Trois impacts de balles ont été identifiés dans la porte vitrée et d’autres “dans les murs, les chaises et la cheminée” du bar, a indiqué le procureur d’Ajaccio Nicolas Septe, selon qui cette scène de crime est témoin “de la détermination des meurtriers)”.
“Au moment de la fusillade, Jean-Christophe Mocchi était assis dans le bar, sur le trottoir, avec le propriétaire et une autre personne”, ont précisé les procureurs. Des témoins présents au moment des faits ont confirmé avoir “entendu plusieurs détonations, entre quatre et cinq”.
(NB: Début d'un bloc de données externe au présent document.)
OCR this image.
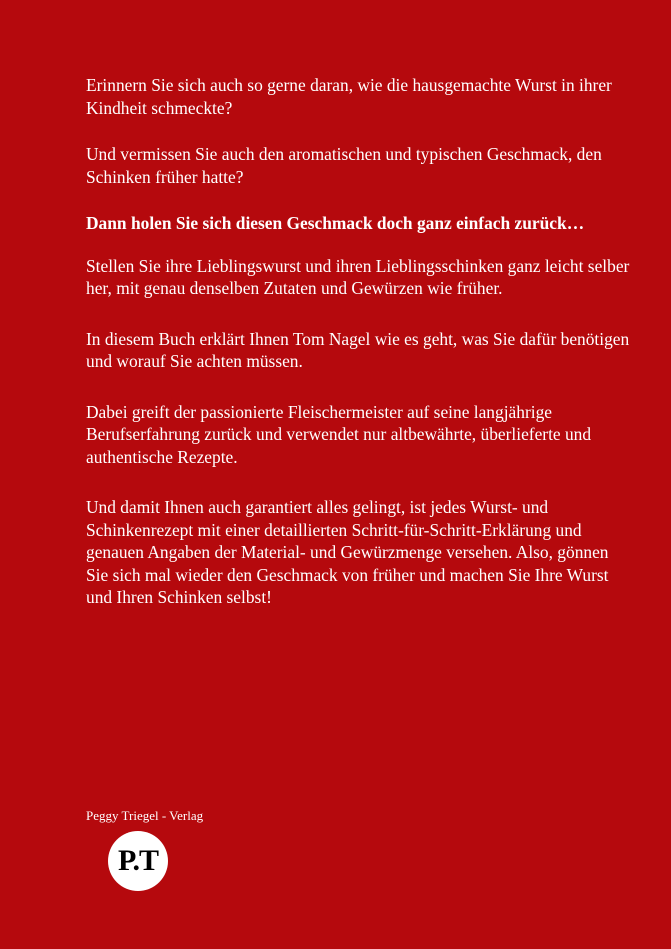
Erinnern Sie sich auch so gerne daran, wie die hausgemachte Wurst in ihrer Kindheit schmeckte?

Und vermissen Sie auch den aromatischen und typischen Geschmack, den Schinken früher hatte?

Dann holen Sie sich diesen Geschmack doch ganz einfach zurück…

Stellen Sie ihre Lieblingswurst und ihren Lieblingsschinken ganz leicht selber her, mit genau denselben Zutaten und Gewürzen wie früher.

In diesem Buch erklärt Ihnen Tom Nagel wie es geht, was Sie dafür benötigen und worauf Sie achten müssen.

Dabei greift der passionierte Fleischermeister auf seine langjährige Berufserfahrung zurück und verwendet nur altbewährte, überlieferte und authentische Rezepte.

Und damit Ihnen auch garantiert alles gelingt, ist jedes Wurst- und Schinkenrezept mit einer detaillierten Schritt-für-Schritt-Erklärung und genauen Angaben der Material- und Gewürzmenge versehen. Also, gönnen Sie sich mal wieder den Geschmack von früher und machen Sie Ihre Wurst und Ihren Schinken selbst!

Peggy Triegel - Verlag
P.T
Lors de l’événement, huit boîtes de balles ont été trouvées à gauche du bar, et trois boîtes et de petites munitions à droite. Cela montre qu’au moins deux armes ont été utilisées et qu’à priori il y avait plus d’un tireur.
Le corps de l’homme d’affaires de 56 ans était “allongé sur le dos dans la pièce principale du bar”. Dès lors, la victime ne serait pas décédée immédiatement et aurait tenté de se réfugier à l’intérieur de l’établissement.
La section d’enquête d’Ajaccio a été extraite de cette enquête pour meurtre.
“Les bourreaux viennent d’appliquer une nouvelle condamnation à mort. Combien d’assassinats faudra-t-il pour que le pouvoir souverain et la classe politique insulaire prennent leurs responsabilités dans la lutte contre la mafia ? », a réagi samedi le collectif anti-mafia Maffia Nò, dans Vita IÈ.
Jean-Christophe Mocchi, fils d’Emile Mocchi, maire de Propriano entre 1971 et 2001, avait été la cible d’une tentative d’assassinat en octobre 2021 à Olmeto-Plage, en Corse-du-Sud.